A sign on my office wall reads, "It is useless to be judgmental of
judgmental people." This one, like most of my other nutshells, is not there just to enlighten my clients. It is there first to remind me of my own tendency toward arrogance. I frequently need to be reminded that
fundamentalism is not just a word to describe people who don't think like I do. Any of us can fall into the trap of fundamentalist thinking. In fact, I have a good friend who is a fundamentalist hippie. You know, "Peace and love, you idiot."

This kind of "I've got the answers and you don't" arrogance is troubling enough at the level of personal relationships, but becomes treacherous for us all in the bigger context of global relationships. And a fundamentalist hippie is no more helpful than a fundamentalist warmonger.

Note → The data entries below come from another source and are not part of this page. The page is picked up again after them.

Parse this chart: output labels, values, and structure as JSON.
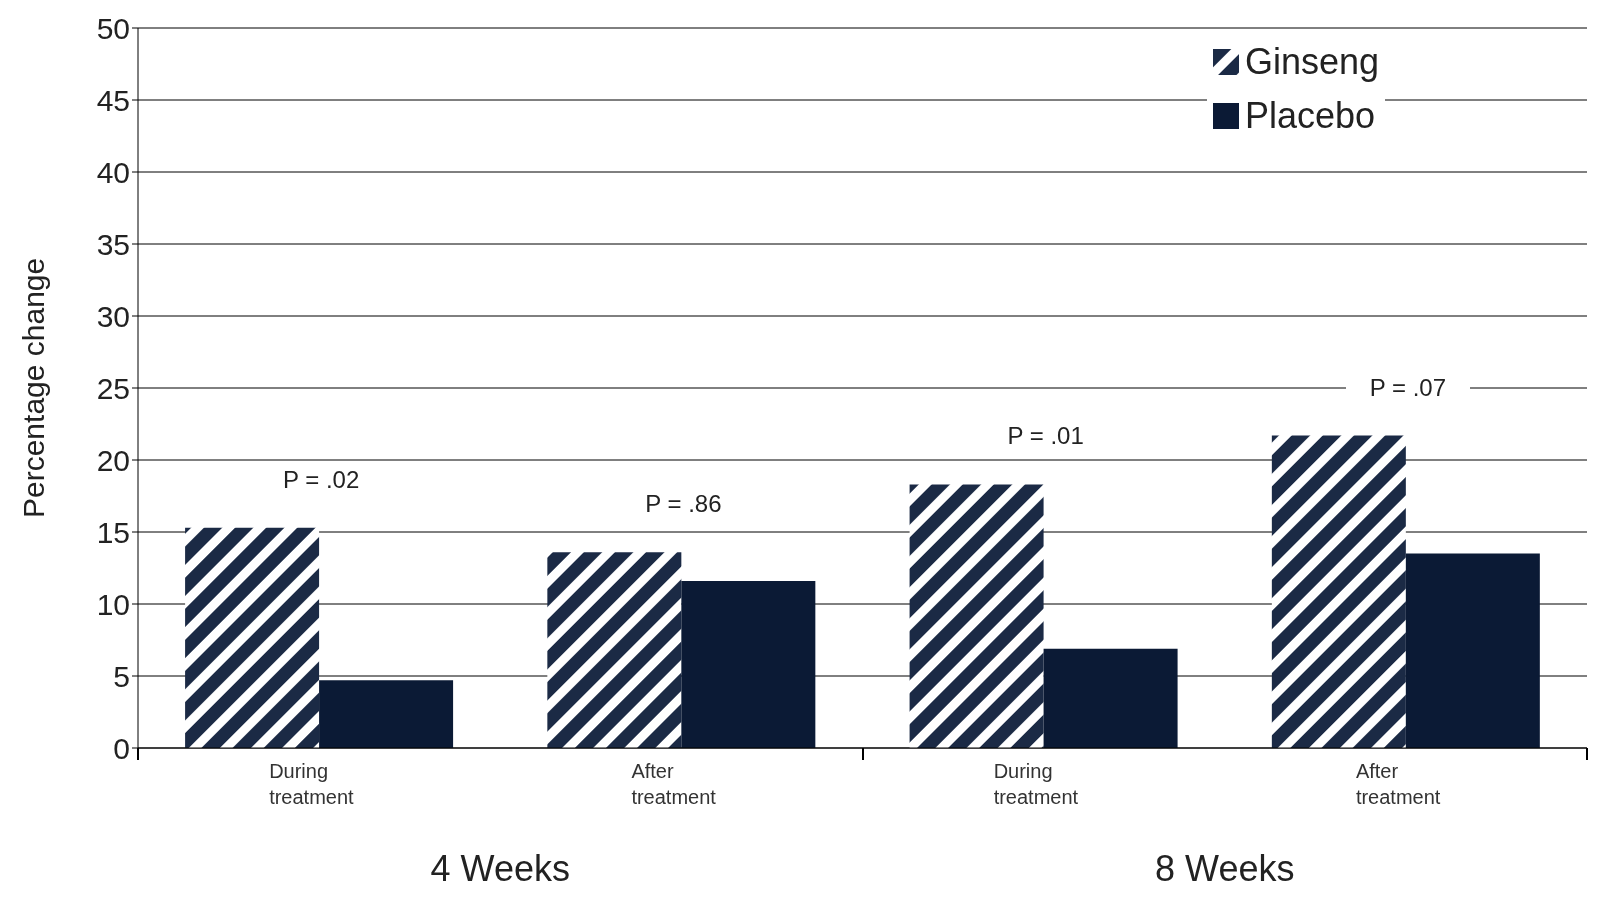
{
  "chart_data": {
    "type": "bar",
    "ylabel": "Percentage change",
    "categories": [
      "During treatment",
      "After treatment",
      "During treatment",
      "After treatment"
    ],
    "series": [
      {
        "name": "Ginseng",
        "color": "#1b2a45",
        "values": [
          15.3,
          13.6,
          18.3,
          21.7
        ]
      },
      {
        "name": "Placebo",
        "color": "#0b1a35",
        "values": [
          4.7,
          11.6,
          6.9,
          13.5
        ]
      }
    ],
    "ylim": [
      0,
      50
    ],
    "yticks": [
      0,
      5,
      10,
      15,
      20,
      25,
      30,
      35,
      40,
      45,
      50
    ],
    "grid": "y",
    "legend": "top right",
    "annotations": [
      "P = .02",
      "P = .86",
      "P = .01",
      "P = .07",
      "4 Weeks",
      "8 Weeks"
    ]
  }
}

Whether the context is a personal relationship or something much bigger like global relationships between nations, the dynamics are the same. The same psychological principles that apply to you and me apply to the world at large. This is an excellent time for us all to be reminded of this.

Let's consider a few sound principles of healthy relationship that we tend to believe at the level of personal relationship, but tend to forget or
deny in the larger context of global relationships.

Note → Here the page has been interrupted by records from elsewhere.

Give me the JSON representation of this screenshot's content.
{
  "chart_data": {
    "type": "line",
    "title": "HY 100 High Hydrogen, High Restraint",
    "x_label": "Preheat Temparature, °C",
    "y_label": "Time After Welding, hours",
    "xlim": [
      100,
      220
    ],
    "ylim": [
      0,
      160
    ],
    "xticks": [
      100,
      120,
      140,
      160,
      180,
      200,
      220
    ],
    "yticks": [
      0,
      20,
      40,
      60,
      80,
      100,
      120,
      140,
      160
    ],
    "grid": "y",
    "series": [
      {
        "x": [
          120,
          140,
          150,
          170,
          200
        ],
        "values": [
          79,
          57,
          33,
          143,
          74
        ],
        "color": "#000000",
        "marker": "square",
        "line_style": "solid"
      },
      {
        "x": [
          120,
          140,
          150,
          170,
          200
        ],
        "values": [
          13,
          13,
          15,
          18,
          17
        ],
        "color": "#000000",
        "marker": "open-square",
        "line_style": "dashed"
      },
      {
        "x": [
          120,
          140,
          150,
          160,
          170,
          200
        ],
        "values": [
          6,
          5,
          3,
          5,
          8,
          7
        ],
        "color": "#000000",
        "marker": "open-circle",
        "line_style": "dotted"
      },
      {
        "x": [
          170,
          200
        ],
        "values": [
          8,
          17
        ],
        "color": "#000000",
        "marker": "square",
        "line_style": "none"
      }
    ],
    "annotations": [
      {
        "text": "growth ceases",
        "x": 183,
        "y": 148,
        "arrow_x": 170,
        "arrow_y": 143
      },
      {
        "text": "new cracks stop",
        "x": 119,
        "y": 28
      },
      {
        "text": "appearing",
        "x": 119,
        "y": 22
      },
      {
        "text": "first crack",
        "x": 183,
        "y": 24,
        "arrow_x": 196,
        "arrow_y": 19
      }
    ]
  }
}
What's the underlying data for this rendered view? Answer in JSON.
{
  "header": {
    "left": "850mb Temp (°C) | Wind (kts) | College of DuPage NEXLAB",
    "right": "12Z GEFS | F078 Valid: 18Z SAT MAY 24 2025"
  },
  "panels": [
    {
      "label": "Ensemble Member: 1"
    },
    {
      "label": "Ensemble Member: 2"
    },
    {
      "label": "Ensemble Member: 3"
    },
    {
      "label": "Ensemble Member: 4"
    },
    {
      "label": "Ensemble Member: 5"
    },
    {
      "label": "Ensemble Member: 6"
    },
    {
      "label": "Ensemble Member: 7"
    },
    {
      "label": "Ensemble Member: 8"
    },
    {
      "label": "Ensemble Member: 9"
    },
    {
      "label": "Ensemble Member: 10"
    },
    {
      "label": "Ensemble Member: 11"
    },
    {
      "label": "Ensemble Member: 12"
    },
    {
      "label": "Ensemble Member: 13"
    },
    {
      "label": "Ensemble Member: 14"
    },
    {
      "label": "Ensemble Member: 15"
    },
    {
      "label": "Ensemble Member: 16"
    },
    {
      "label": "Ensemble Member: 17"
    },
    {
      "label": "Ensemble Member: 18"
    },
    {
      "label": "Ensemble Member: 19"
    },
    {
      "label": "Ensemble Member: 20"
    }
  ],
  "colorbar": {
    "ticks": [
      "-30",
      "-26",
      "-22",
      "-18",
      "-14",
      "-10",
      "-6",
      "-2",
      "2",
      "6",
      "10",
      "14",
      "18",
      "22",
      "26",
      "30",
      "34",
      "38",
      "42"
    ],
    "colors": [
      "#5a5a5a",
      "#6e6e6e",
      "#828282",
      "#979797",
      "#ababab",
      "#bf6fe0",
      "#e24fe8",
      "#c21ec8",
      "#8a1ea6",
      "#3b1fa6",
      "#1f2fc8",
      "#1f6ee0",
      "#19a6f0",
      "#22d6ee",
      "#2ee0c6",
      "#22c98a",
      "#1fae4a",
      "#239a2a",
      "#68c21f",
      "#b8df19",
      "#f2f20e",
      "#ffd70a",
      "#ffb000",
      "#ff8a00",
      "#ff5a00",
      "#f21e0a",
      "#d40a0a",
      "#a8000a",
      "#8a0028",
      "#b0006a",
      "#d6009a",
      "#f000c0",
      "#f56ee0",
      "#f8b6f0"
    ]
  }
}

·  Seldom, if ever, is one person always right about everything.

·  It is as important, if not more so, to listen to what others are saying
than it is to insist that you be heard.

·  Black and white, “all or none” thinking is restrictive to problem solving
and is often dangerous to the point of destroying potentially healthy
relationships.

·  Violence begets violence.

·  Diversity is positive and energizing to relationships. Insistence on
conformity is controlling and damaging to relationships.

·  Rigidity or fundamentalism creates breaks in relationships. Tolerance
and flexibility facilitate healing.

·  Focusing on whom to blame does not lead to solutions. Focusing on what
each of us is responsible for does lead to solutions.

·  An attitude of reciprocity is pivotal to establishing and maintaining
healthy relationships.

   I don't claim to have risen beyond my own fundamentalist and arrogant thinking, but I am making progress, and I am committed to working toward that very worthy goal, because I believe that the changes that are needed in our world must begin with the basic building block of community: the individual.